Running large array jobs


If you have several thousands of tasks to be processed, we recommend that not all jobs are submitted at once. This is because the LSF batch job system has difficulties in managing very large amounts of subjobs. In these cases you can first send just 1000 jobs using definition:

   #BSUB -J my_job[1-1000]

When the first array job is finished, you only need to modify the –J definition in the batch job file into from:

   #BSUB -J my_job[1001-2000]

to run the next 1000 jobs.

Furthermore, it is often reasonable and polite to limit the number of subjobs that can be executed simultaneously. This is done with definition:

   #BSUB -J my_job[index_definition]%max_run_number

For example, if the subjobs read and/or write data frequently, it may be more effective to limit the number of simultaneous processes in order to avoid overloading the file system of Murska. Licensed software tools, like Gold or Dmol3, are another case where limiting is needed. In these cases limiting is used to ensure that capacity of the license is not exceeded as this would cause most of the subjobs to fail.


The following line would send 1000 subjobs but allow only 128 subjobs to be in execution in the same time.

   #BSUB -J my_job[1-1000]%128


More examples of array jobs are given in Running Materials Studio array jobs in Murska, Running Gromacs in Murska, Running Gromacs jobs as an array job or in the grid and in Finnish in Murskan eräajoista ja päivityksestä


Deleting array jobs


Deleting array jobs is done with the bkill command.

   bkill job_id_number


The command above deletes all the subjobs of one array job.
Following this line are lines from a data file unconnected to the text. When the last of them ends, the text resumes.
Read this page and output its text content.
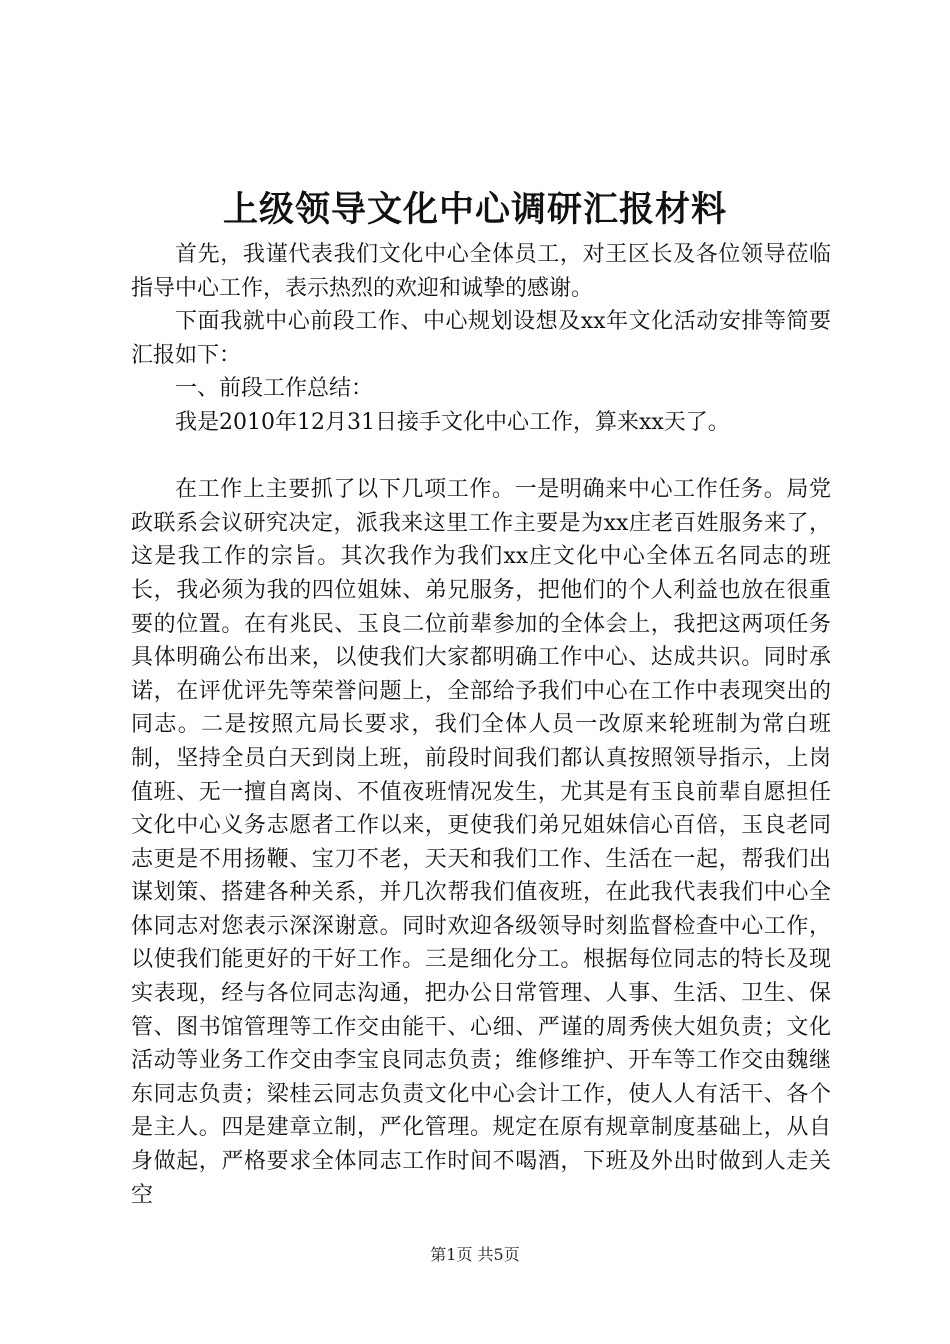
上级领导文化中心调研汇报材料

首先，我谨代表我们文化中心全体员工，对王区长及各位领导莅临指导中心工作，表示热烈的欢迎和诚挚的感谢。

下面我就中心前段工作、中心规划设想及xx年文化活动安排等简要汇报如下：

一、前段工作总结：

我是2010年12月31日接手文化中心工作，算来xx天了。

在工作上主要抓了以下几项工作。一是明确来中心工作任务。局党政联系会议研究决定，派我来这里工作主要是为xx庄老百姓服务来了，这是我工作的宗旨。其次我作为我们xx庄文化中心全体五名同志的班长，我必须为我的四位姐妹、弟兄服务，把他们的个人利益也放在很重要的位置。在有兆民、玉良二位前辈参加的全体会上，我把这两项任务具体明确公布出来，以使我们大家都明确工作中心、达成共识。同时承诺，在评优评先等荣誉问题上，全部给予我们中心在工作中表现突出的同志。二是按照亢局长要求，我们全体人员一改原来轮班制为常白班制，坚持全员白天到岗上班，前段时间我们都认真按照领导指示，上岗值班、无一擅自离岗、不值夜班情况发生，尤其是有玉良前辈自愿担任文化中心义务志愿者工作以来，更使我们弟兄姐妹信心百倍，玉良老同志更是不用扬鞭、宝刀不老，天天和我们工作、生活在一起，帮我们出谋划策、搭建各种关系，并几次帮我们值夜班，在此我代表我们中心全体同志对您表示深深谢意。同时欢迎各级领导时刻监督检查中心工作，以使我们能更好的干好工作。三是细化分工。根据每位同志的特长及现实表现，经与各位同志沟通，把办公日常管理、人事、生活、卫生、保管、图书馆管理等工作交由能干、心细、严谨的周秀侠大姐负责；文化活动等业务工作交由李宝良同志负责；维修维护、开车等工作交由魏继东同志负责；梁桂云同志负责文化中心会计工作，使人人有活干、各个是主人。四是建章立制，严化管理。规定在原有规章制度基础上，从自身做起，严格要求全体同志工作时间不喝酒，下班及外出时做到人走关空

第1页 共5页
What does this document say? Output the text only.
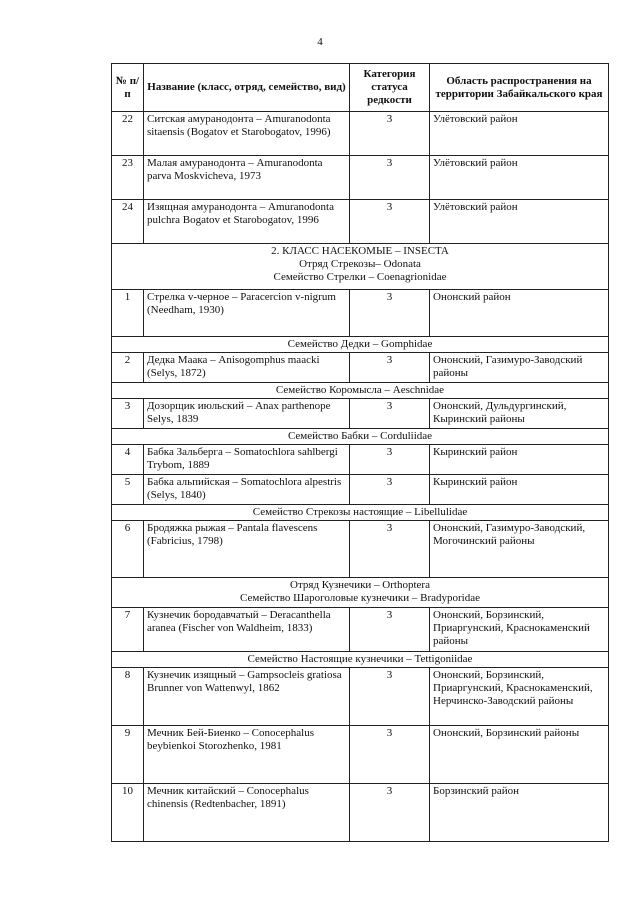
4
№ п/п	Название (класс, отряд, семейство, вид)	Категория статуса редкости	Область распространения на территории Забайкальского края
22	Ситская амуранодонта – Amuranodonta sitaensis (Bogatov et Starobogatov, 1996)	3	Улётовский район
23	Малая амуранодонта – Amuranodonta parva Moskvicheva, 1973	3	Улётовский район
24	Изящная амуранодонта – Amuranodonta pulchra Bogatov et Starobogatov, 1996	3	Улётовский район

2. КЛАСС НАСЕКОМЫЕ – INSECTA
Отряд Стрекозы– Odonata
Семейство Стрелки – Coenagrionidae			

1	Стрелка v-черное – Paracercion v-nigrum (Needham, 1930)	3	Ононский район

Семейство Дедки – Gomphidae			

2	Дедка Маака – Anisogomphus maacki (Selys, 1872)	3	Ононский, Газимуро-Заводский районы

Семейство Коромысла – Aeschnidae			

3	Дозорщик июльский – Anax parthenope Selys, 1839	3	Ононский, Дульдургинский, Кыринский районы

Семейство Бабки – Corduliidae			

4	Бабка Зальберга – Somatochlora sahlbergi Trybom, 1889	3	Кыринский район
5	Бабка альпийская – Somatochlora alpestris (Selys, 1840)	3	Кыринский район

Семейство Стрекозы настоящие – Libellulidae			

6	Бродяжка рыжая – Pantala flavescens (Fabricius, 1798)	3	Ононский, Газимуро-Заводский, Могочинский районы

Отряд Кузнечики – Orthoptera
Семейство Шароголовые кузнечики – Bradyporidae			

7	Кузнечик бородавчатый – Deracanthella aranea (Fischer von Waldheim, 1833)	3	Ононский, Борзинский, Приаргунский, Краснокаменский районы

Семейство Настоящие кузнечики – Tettigoniidae			

8	Кузнечик изящный – Gampsocleis gratiosa Brunner von Wattenwyl, 1862	3	Ононский, Борзинский, Приаргунский, Краснокаменский, Нерчинско-Заводский районы
9	Мечник Бей-Биенко – Conocephalus beybienkoi Storozhenko, 1981	3	Ононский, Борзинский районы
10	Мечник китайский – Conocephalus chinensis (Redtenbacher, 1891)	3	Борзинский район
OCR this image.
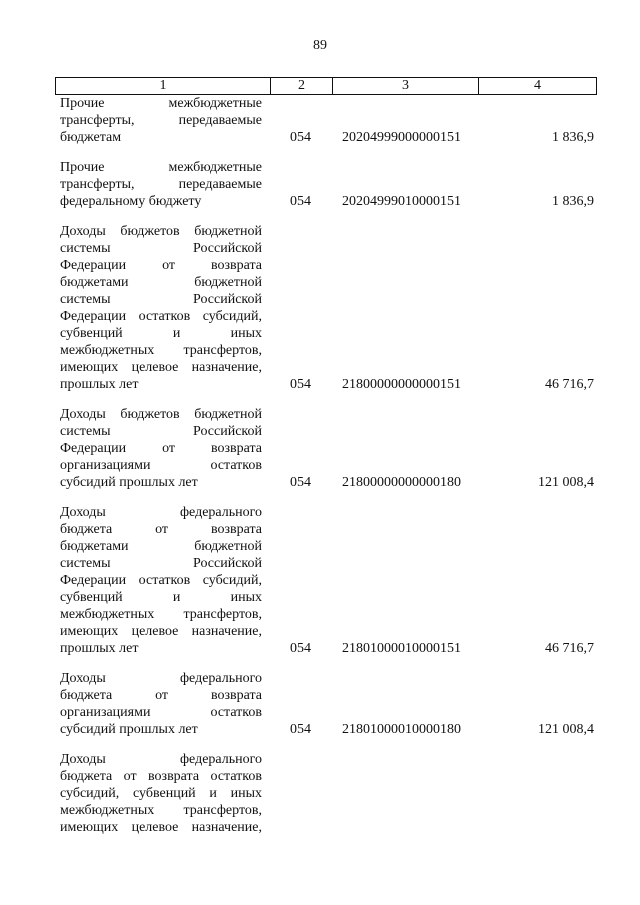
89
1	2	3	4
Прочие межбюджетные
трансферты, передаваемые
бюджетам	054 20204999000000151	1 836,9
Прочие межбюджетные
трансферты, передаваемые
федеральному бюджету	054 20204999010000151	1 836,9
Доходы бюджетов бюджетной
системы Российской
Федерации от возврата
бюджетами бюджетной
системы Российской
Федерации остатков субсидий,
субвенций и иных
межбюджетных трансфертов,
имеющих целевое назначение,
прошлых лет	054 21800000000000151	46 716,7
Доходы бюджетов бюджетной
системы Российской
Федерации от возврата
организациями остатков
субсидий прошлых лет	054 21800000000000180	121 008,4
Доходы федерального
бюджета от возврата
бюджетами бюджетной
системы Российской
Федерации остатков субсидий,
субвенций и иных
межбюджетных трансфертов,
имеющих целевое назначение,
прошлых лет	054 21801000010000151	46 716,7
Доходы федерального
бюджета от возврата
организациями остатков
субсидий прошлых лет	054 21801000010000180	121 008,4
Доходы федерального
бюджета от возврата остатков
субсидий, субвенций и иных
межбюджетных трансфертов,
имеющих целевое назначение,
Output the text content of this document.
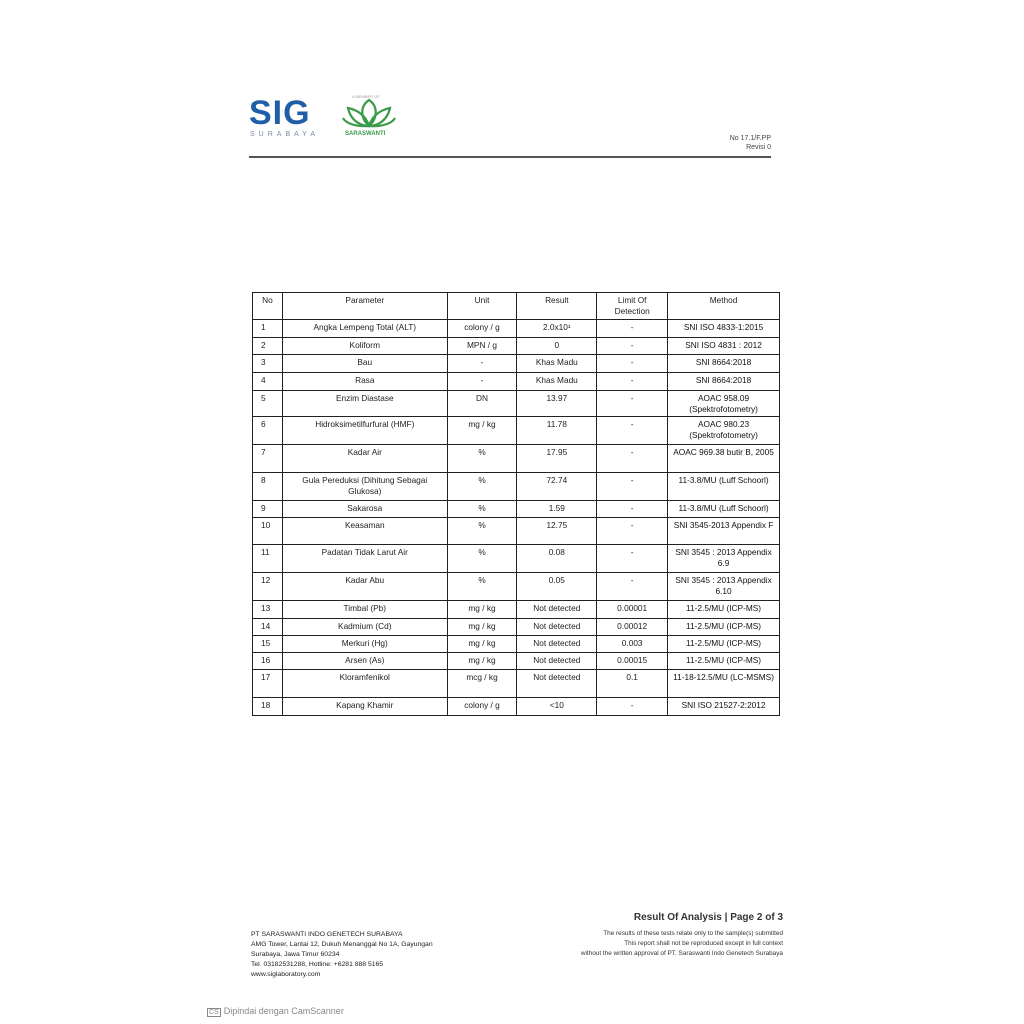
SIG
SURABAYA
A MEMBER OF
SARASWANTI
No 17.1/F.PP
Revisi 0
No	Parameter	Unit	Result	Limit Of Detection	Method
1	Angka Lempeng Total (ALT)	colony / g	2.0x10¹	-	SNI ISO 4833-1:2015
2	Koliform	MPN / g	0	-	SNI ISO 4831 : 2012
3	Bau	-	Khas Madu	-	SNI 8664:2018
4	Rasa	-	Khas Madu	-	SNI 8664:2018
5	Enzim Diastase	DN	13.97	-	AOAC 958.09 (Spektrofotometry)
6	Hidroksimetilfurfural (HMF)	mg / kg	11.78	-	AOAC 980.23 (Spektrofotometry)
7	Kadar Air	%	17.95	-	AOAC 969.38 butir B, 2005
8	Gula Pereduksi (Dihitung Sebagai Glukosa)	%	72.74	-	11-3.8/MU (Luff Schoorl)
9	Sakarosa	%	1.59	-	11-3.8/MU (Luff Schoorl)
10	Keasaman	%	12.75	-	SNI 3545-2013 Appendix F
11	Padatan Tidak Larut Air	%	0.08	-	SNI 3545 : 2013 Appendix 6.9
12	Kadar Abu	%	0.05	-	SNI 3545 : 2013 Appendix 6.10
13	Timbal (Pb)	mg / kg	Not detected	0.00001	11-2.5/MU (ICP-MS)
14	Kadmium (Cd)	mg / kg	Not detected	0.00012	11-2.5/MU (ICP-MS)
15	Merkuri (Hg)	mg / kg	Not detected	0.003	11-2.5/MU (ICP-MS)
16	Arsen (As)	mg / kg	Not detected	0.00015	11-2.5/MU (ICP-MS)
17	Kloramfenikol	mcg / kg	Not detected	0.1	11-18-12.5/MU (LC-MSMS)
18	Kapang Khamir	colony / g	<10	-	SNI ISO 21527-2:2012
Result Of Analysis | Page 2 of 3
PT SARASWANTI INDO GENETECH SURABAYA
AMG Tower, Lantai 12, Dukuh Menanggal No 1A, Gayungan
Surabaya, Jawa Timur 60234
Tel. 03182531288, Hotline: +6281 888 5165
www.siglaboratory.com
The results of these tests relate only to the sample(s) submitted
This report shall not be reproduced except in full context
without the written approval of PT. Saraswanti Indo Genetech Surabaya
CS Dipindai dengan CamScanner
You can also delete just part of your job. If we have an array job with jobid 3434 from which we would like to delete subjobs 100-150, we can do so with command

   bkill “3434[100-150]”

Note the obligatory quotation marks in the job definition. If we would like to remove just subjobs 100, 113 and 213, we could do so with command:

   bkill “3434[100,113,213]”

Resubmitting these three subtask could be done by modifying the -J definition in the batch job file into form (note the quotation marks again):

  #BSUB -J “my_job[100, 113, 213]”


By using array jobs overall job throughput time may notably be reduced while still using system resources in a polite manner. Users are encouraged to evaluate array jobs to find most optimal use patterns for their own use cases.